ReviewFilm review: Tunnel – Ha Jung-woo trapped in claustrophobic survival drama
Kim Seong-hun delivers a tense and engaging, but also provocative disaster film as rescuers, bureaucrats and journalists jostle over how to dig out a regular family man trapped inside a collapsed tunnel
3.5/5 stars
The premise of this South Korean disaster film – about a regular family man who gets trapped inside a collapsed traffic tunnel – can’t be simpler. But Tunnel, scripted and directed with remarkable poise by A Hard Day’s Kim Seong-hun, proves to be a thoroughly engaging drama that is peppered with both improbably dark humour and pungent attempts at social commentary.
Ha Jung-woo ( The Handmaiden , Assassination ) plays Lee Jung-soo, a car salesman who’s driving home with a cake to celebrate his young daughter’s birthday.
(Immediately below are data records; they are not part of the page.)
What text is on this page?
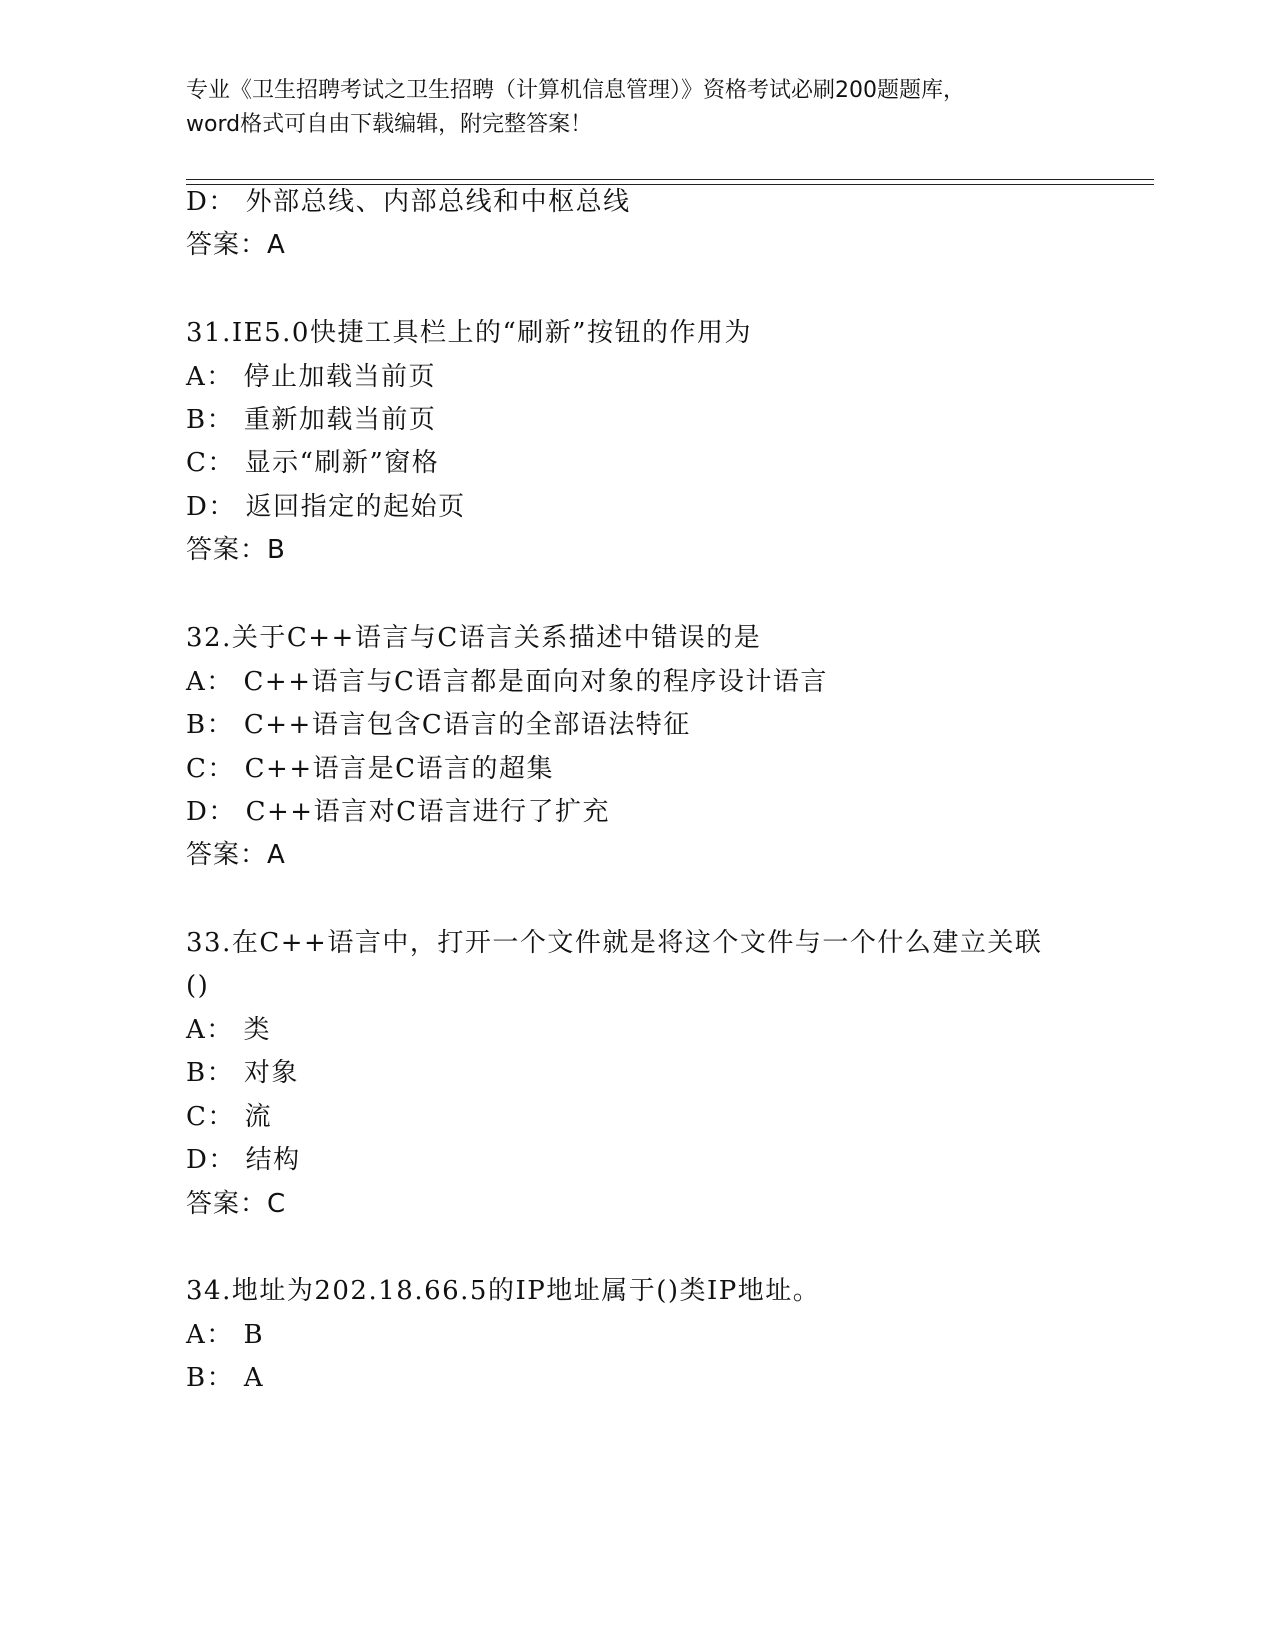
专业《卫生招聘考试之卫生招聘（计算机信息管理）》资格考试必刷200题题库，
word格式可自由下载编辑，附完整答案！
D： 外部总线、内部总线和中枢总线
答案：A
31.IE5.0快捷工具栏上的“刷新”按钮的作用为
A： 停止加载当前页
B： 重新加载当前页
C： 显示“刷新”窗格
D： 返回指定的起始页
答案：B
32.关于C++语言与C语言关系描述中错误的是
A： C++语言与C语言都是面向对象的程序设计语言
B： C++语言包含C语言的全部语法特征
C： C++语言是C语言的超集
D： C++语言对C语言进行了扩充
答案：A
33.在C++语言中，打开一个文件就是将这个文件与一个什么建立关联
()
A： 类
B： 对象
C： 流
D： 结构
答案：C
34.地址为202.18.66.5的IP地址属于()类IP地址。
A： B
B： A
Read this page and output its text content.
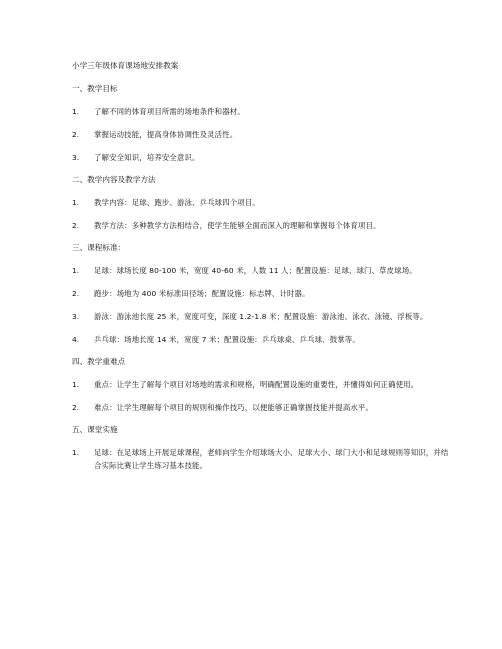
小学三年级体育课场地安排教案
一、教学目标
1.	了解不同的体育项目所需的场地条件和器材。
2.	掌握运动技能，提高身体协调性及灵活性。
3.	了解安全知识，培养安全意识。
二、教学内容及教学方法
1.	教学内容：足球、跑步、游泳、乒乓球四个项目。
2.	教学方法：多种教学方法相结合，使学生能够全面而深入的理解和掌握每个体育项目。
三、课程标准：
1.	足球：球场长度 80-100 米，宽度 40-60 米，人数 11 人；配置设施：足球、球门、草皮球场。
2.	跑步：场地为 400 米标准田径场；配置设施：标志牌、计时器。
3.	游泳：游泳池长度 25 米，宽度可变，深度 1.2-1.8 米；配置设施：游泳池、泳衣、泳镜、浮板等。
4.	乒乓球：场地长度 14 米，宽度 7 米；配置设施：乒乓球桌、乒乓球、鼓掌等。
四、教学重难点
1.	重点：让学生了解每个项目对场地的需求和规格，明确配置设施的重要性，并懂得如何正确使用。
2.	难点：让学生理解每个项目的规则和操作技巧，以便能够正确掌握技能并提高水平。
五、课堂实施
1.	足球：在足球场上开展足球课程，老师向学生介绍球场大小、足球大小、球门大小和足球规则等知识，并结合实际比赛让学生练习基本技能。
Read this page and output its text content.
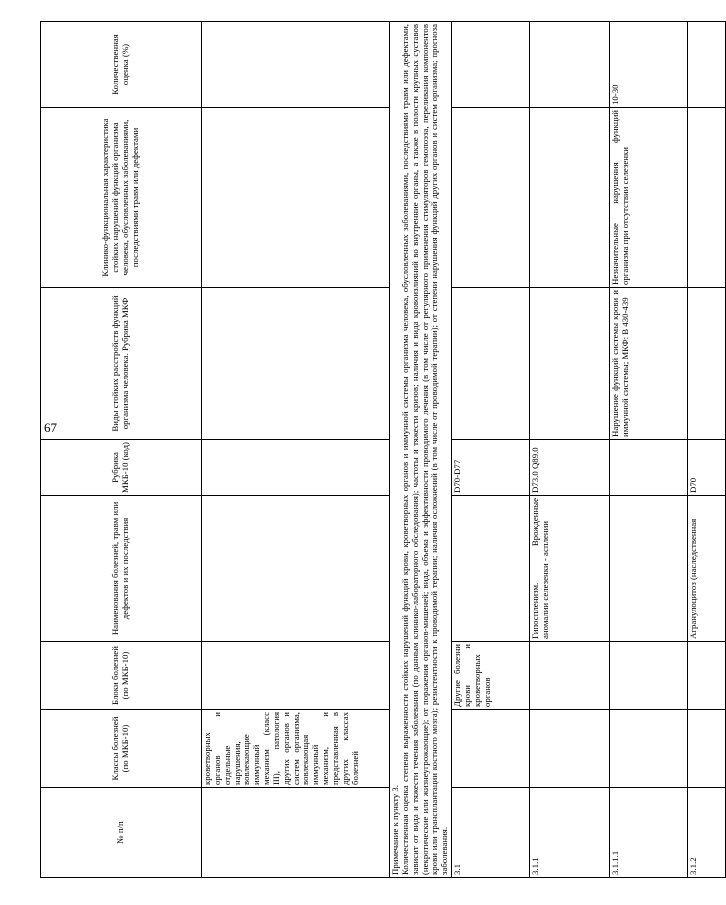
67
№ п/п	Классы болезней (по МКБ-10)	Блоки болезней (по МКБ-10)	Наименования болезней, травм или дефектов и их последствия	Рубрика МКБ-10 (код)	Виды стойких расстройств функций организма человека. Рубрика МКФ	Клинико-функциональная характеристика стойких нарушений функций организма человека, обусловленных заболеваниями, последствиями травм или дефектами	Количественная оценка (%)
	кроветворных органов и отдельные нарушения, вовлекающие иммунный механизм (класс III), патология других органов и систем организма, вовлекающая иммунный механизм, и представленная в других классах болезней						

Примечание к пункту 3. Количественная оценка степени выраженности стойких нарушений функций крови, кроветворных органов и иммунной системы организма человека, обусловленных заболеваниями, последствиями травм или дефектами, зависит от вида и тяжести течения заболевания (по данным клинико-лабораторного обследования); частоты и тяжести кризов; наличия и вида кровоизлияний во внутренние органы, а также в полости крупных суставов (некротические или жизнеугрожающие); от поражения органов-мишеней; вида, объема и эффективности проводимого лечения (в том числе от регулярного применения стимуляторов гемопоэза, переливания компонентов крови или трансплантации костного мозга); резистентности к проводимой терапии; наличия осложнений (в том числе от проводимой терапии); от степени нарушения функций других органов и систем организма; прогноза заболевания.							

3.1		Другие болезни крови и кроветворных органов		D70-D77			
3.1.1			Гипоспленизм. Врожденные аномалии селезенки - асплении	D73.0 Q89.0			
3.1.1.1					Нарушение функций системы крови и иммунной системы; МКФ: В 430-439	Незначительные нарушения функций организма при отсутствии селезенки	10-30
3.1.2			Агранулоцитоз (наследственная	D70			
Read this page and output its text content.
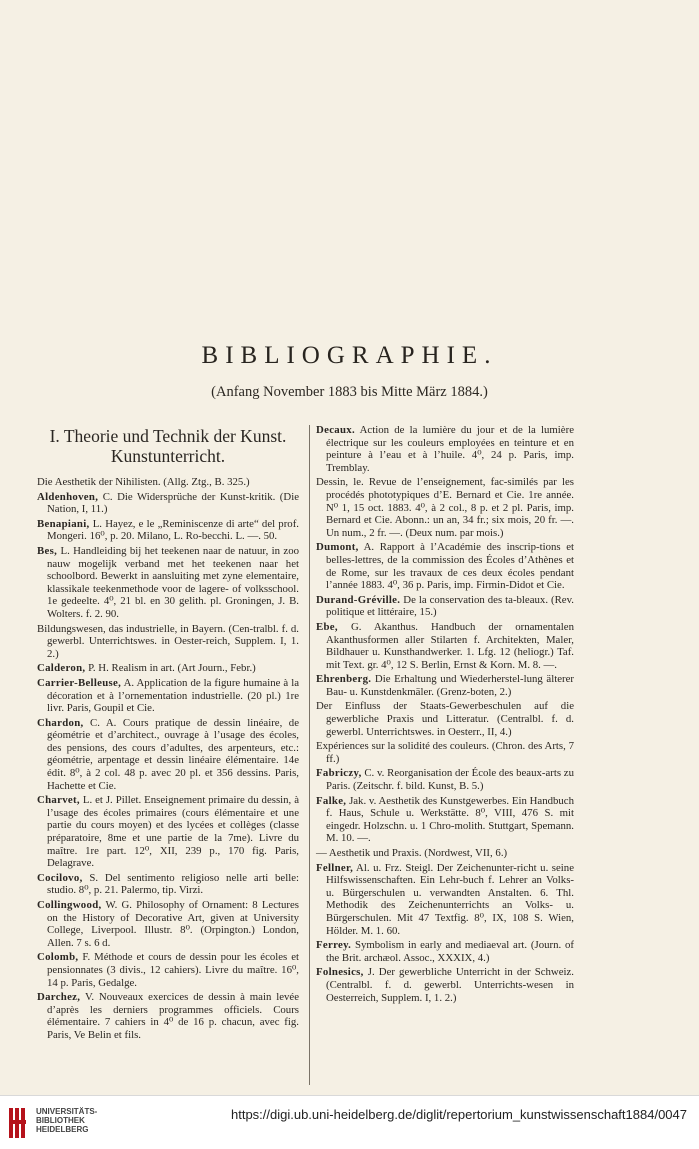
BIBLIOGRAPHIE.
(Anfang November 1883 bis Mitte März 1884.)
I. Theorie und Technik der Kunst. Kunstunterricht.
Die Aesthetik der Nihilisten. (Allg. Ztg., B. 325.)
Aldenhoven, C. Die Widersprüche der Kunst-kritik. (Die Nation, I, 11.)
Benapiani, L. Hayez, e le „Reminiscenze di arte“ del prof. Mongeri. 16⁰, p. 20. Milano, L. Ro-becchi. L. —. 50.
Bes, L. Handleiding bij het teekenen naar de natuur, in zoo nauw mogelijk verband met het teekenen naar het schoolbord. Bewerkt in aansluiting met zyne elementaire, klassikale teekenmethode voor de lagere- of volksschool. 1e gedeelte. 4⁰, 21 bl. en 30 gelith. pl. Groningen, J. B. Wolters. f. 2. 90.
Bildungswesen, das industrielle, in Bayern. (Cen-tralbl. f. d. gewerbl. Unterrichtswes. in Oester-reich, Supplem. I, 1. 2.)
Calderon, P. H. Realism in art. (Art Journ., Febr.)
Carrier-Belleuse, A. Application de la figure humaine à la décoration et à l’ornementation industrielle. (20 pl.) 1re livr. Paris, Goupil et Cie.
Chardon, C. A. Cours pratique de dessin linéaire, de géométrie et d’architect., ouvrage à l’usage des écoles, des pensions, des cours d’adultes, des arpenteurs, etc.: géométrie, arpentage et dessin linéaire élémentaire. 14e édit. 8⁰, à 2 col. 48 p. avec 20 pl. et 356 dessins. Paris, Hachette et Cie.
Charvet, L. et J. Pillet. Enseignement primaire du dessin, à l’usage des écoles primaires (cours élémentaire et une partie du cours moyen) et des lycées et collèges (classe préparatoire, 8me et une partie de la 7me). Livre du maître. 1re part. 12⁰, XII, 239 p., 170 fig. Paris, Delagrave.
Cocilovo, S. Del sentimento religioso nelle arti belle: studio. 8⁰, p. 21. Palermo, tip. Virzi.
Collingwood, W. G. Philosophy of Ornament: 8 Lectures on the History of Decorative Art, given at University College, Liverpool. Illustr. 8⁰. (Orpington.) London, Allen. 7 s. 6 d.
Colomb, F. Méthode et cours de dessin pour les écoles et pensionnates (3 divis., 12 cahiers). Livre du maître. 16⁰, 14 p. Paris, Gedalge.
Darchez, V. Nouveaux exercices de dessin à main levée d’après les derniers programmes officiels. Cours élémentaire. 7 cahiers in 4⁰ de 16 p. chacun, avec fig. Paris, Ve Belin et fils.
Decaux. Action de la lumière du jour et de la lumière électrique sur les couleurs employées en teinture et en peinture à l’eau et à l’huile. 4⁰, 24 p. Paris, imp. Tremblay.
Dessin, le. Revue de l’enseignement, fac-similés par les procédés phototypiques d’E. Bernard et Cie. 1re année. N⁰ 1, 15 oct. 1883. 4⁰, à 2 col., 8 p. et 2 pl. Paris, imp. Bernard et Cie. Abonn.: un an, 34 fr.; six mois, 20 fr. —. Un num., 2 fr. —. (Deux num. par mois.)
Dumont, A. Rapport à l’Académie des inscrip-tions et belles-lettres, de la commission des Écoles d’Athènes et de Rome, sur les travaux de ces deux écoles pendant l’année 1883. 4⁰, 36 p. Paris, imp. Firmin-Didot et Cie.
Durand-Gréville. De la conservation des ta-bleaux. (Rev. politique et littéraire, 15.)
Ebe, G. Akanthus. Handbuch der ornamentalen Akanthusformen aller Stilarten f. Architekten, Maler, Bildhauer u. Kunsthandwerker. 1. Lfg. 12 (heliogr.) Taf. mit Text. gr. 4⁰, 12 S. Berlin, Ernst & Korn. M. 8. —.
Ehrenberg. Die Erhaltung und Wiederherstel-lung älterer Bau- u. Kunstdenkmäler. (Grenz-boten, 2.)
Der Einfluss der Staats-Gewerbeschulen auf die gewerbliche Praxis und Litteratur. (Centralbl. f. d. gewerbl. Unterrichtswes. in Oesterr., II, 4.)
Expériences sur la solidité des couleurs. (Chron. des Arts, 7 ff.)
Fabriczy, C. v. Reorganisation der École des beaux-arts zu Paris. (Zeitschr. f. bild. Kunst, B. 5.)
Falke, Jak. v. Aesthetik des Kunstgewerbes. Ein Handbuch f. Haus, Schule u. Werkstätte. 8⁰, VIII, 476 S. mit eingedr. Holzschn. u. 1 Chro-molith. Stuttgart, Spemann. M. 10. —.
— Aesthetik und Praxis. (Nordwest, VII, 6.)
Fellner, Al. u. Frz. Steigl. Der Zeichenunter-richt u. seine Hilfswissenschaften. Ein Lehr-buch f. Lehrer an Volks- u. Bürgerschulen u. verwandten Anstalten. 6. Thl. Methodik des Zeichenunterrichts an Volks- u. Bürgerschulen. Mit 47 Textfig. 8⁰, IX, 108 S. Wien, Hölder. M. 1. 60.
Ferrey. Symbolism in early and mediaeval art. (Journ. of the Brit. archæol. Assoc., XXXIX, 4.)
Folnesics, J. Der gewerbliche Unterricht in der Schweiz. (Centralbl. f. d. gewerbl. Unterrichts-wesen in Oesterreich, Supplem. I, 1. 2.)
UNIVERSITÄTS-
BIBLIOTHEK
HEIDELBERG
https://digi.ub.uni-heidelberg.de/diglit/repertorium_kunstwissenschaft1884/0047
The movie opens to a trivial incident at a service station, where Lee ends up leaving with a full tank of petrol and two small bottles of water. He then drives into a seemingly deserted tunnel, which caves in and buries him under a mountain of rubble.
There are far-fetched developments, chiefly among them how Lee can survive so long with so very little food, but Tunnel never loses our attention as it jumps between the driver’s claustrophobic nightmare and the circus of exploitative journalists and finger-pointing, glory-seeking bureaucrats on the periphery. This is provocative filmmaking with an ironic touch of humanity.